A principal of a local public school, the only proper functional school in Barwand area, was brutally murdered and his bullet ridden body that took more than hundred bullets was trampled by vehicles. The innocent man was brutally murdered for he was loyal to his area and to his country, whose sole aim was to give better education to the children of his area. They made him an example for the people and warned them of meeting the same fate for maintaining any kind of contact with the Army. Shopkeepers were frightened of dire consequences for selling anything to us and in the process we were slowly but surely being restricted to our camps and were unable to roam around or interact with the people. We had lost support of the people and they stopped visiting us because they were barred from maintaining any kind of contact with us. Locals realized that we will not be able to save them from these brutal terrorists as we were not the permanent ones and were to be replaced some day by our new colleagues.

It is pertinent to mention here that the dilemma of Pashtuns and specially of the bellicose people of FATA is that; power grows from the barrel of the gun, respect can only be earned if one is at power with them, hearts and minds can only be won, if one is offensive and powerful, they do not have firm belief in policies and politics. If for a moment one goes on the back-foot, they would not hesitate to inflict a big blow on him. People there only respect the powerful, the one who can compete with them or the one whom they think has the capacity to harm them. Unfortunately we could not understand this in time and hence could not nip the evil in the bud. Under the garb of a Peace Pact with Army, the now slain militant leader Baitullah Mehsud organized himself by recruiting new young militants, trained them in far flung areas, aided and abetted Foreign Militants and after realizing that he has enough power to muster his resources and compete with the Army, he backed away from his promise and emerged as the Supreme Commander of Tehrik-e-Taliban Pakistan (TTP).
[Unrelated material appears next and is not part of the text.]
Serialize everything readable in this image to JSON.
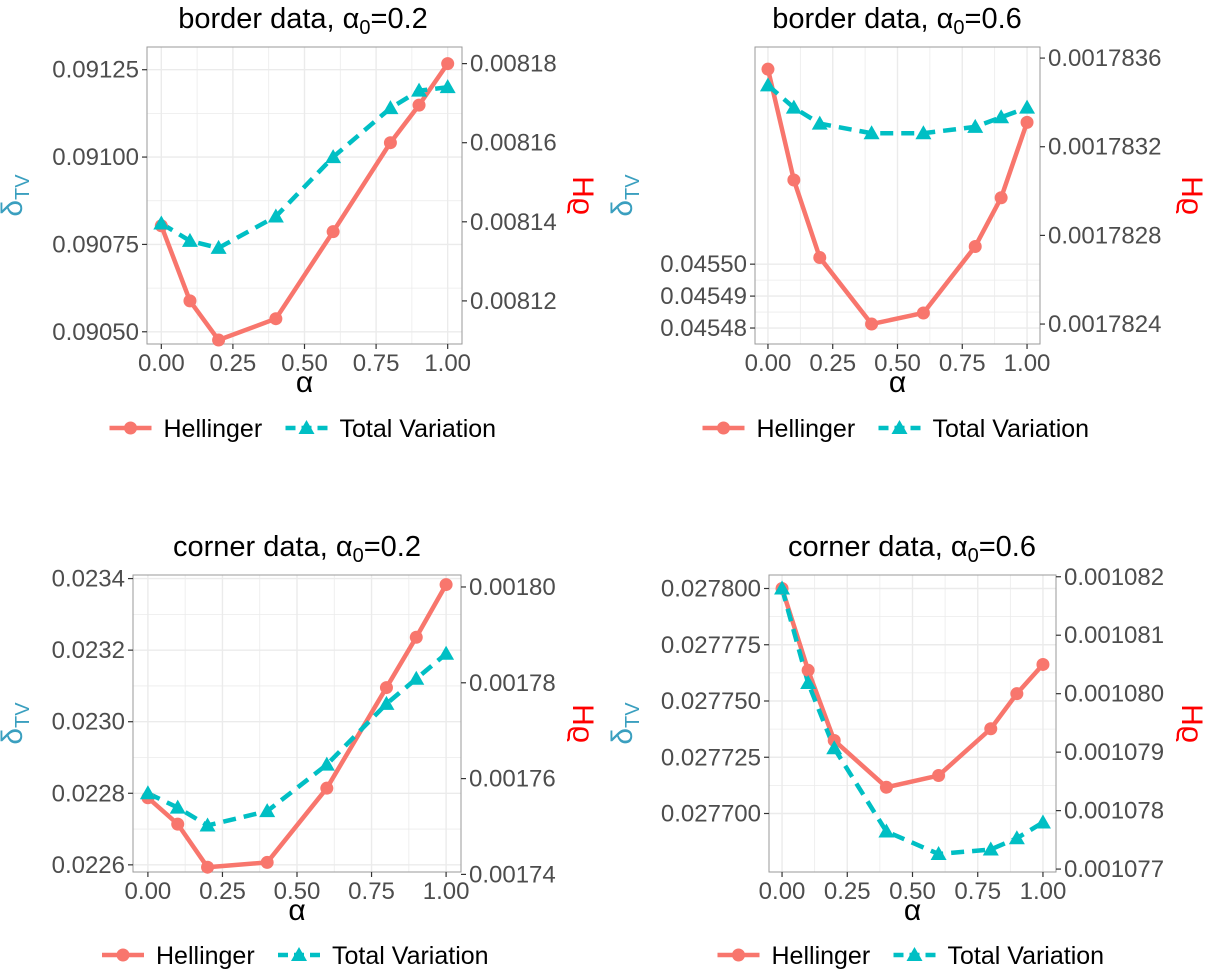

One of the biggest factor in a series of factors that helped him in recruiting a huge number of enthusiastic teenagers was joblessness in the area. The only easy and accessible jobs available for the ignoramus youth ofWaziristan were to recruit themselves as militants. This lucrative job was offering them the two biggest incentives needed by a human being to survive– Money to keep their body and soul together and Power to settle their personnel / family scores with rivals. The most easy and rewarding job without the least qualification.

TTP spread its influence like a jungle fire after almost capturing the entire FATA, they took over the scenicvalley ofSwat as well with the help of like minded criminals. When the militants were within an ace of capturing other settled areas of NWFP, luckily Army realized and streamlined our aim which hitherto was only “Winning the Hearts and Minds”. We changed our approach from defensive to offensive and corrected our aim of first crushing these militants and saving the innocent people from the clutches of these tyrants and then again start the welfare of people. Army rendered great sacrifices in shape of men and material, which gave civil populace a great surety and hope and the Army has won their support again.

To conclude, one can say that albeit the aim has not changed but it has been prioritized in the right direction and now inshallah Army will emerge victorious in this prolong and protracted battle.

May The Almighty save our country and Army from all kinds of intrigues and menaces, Ameen.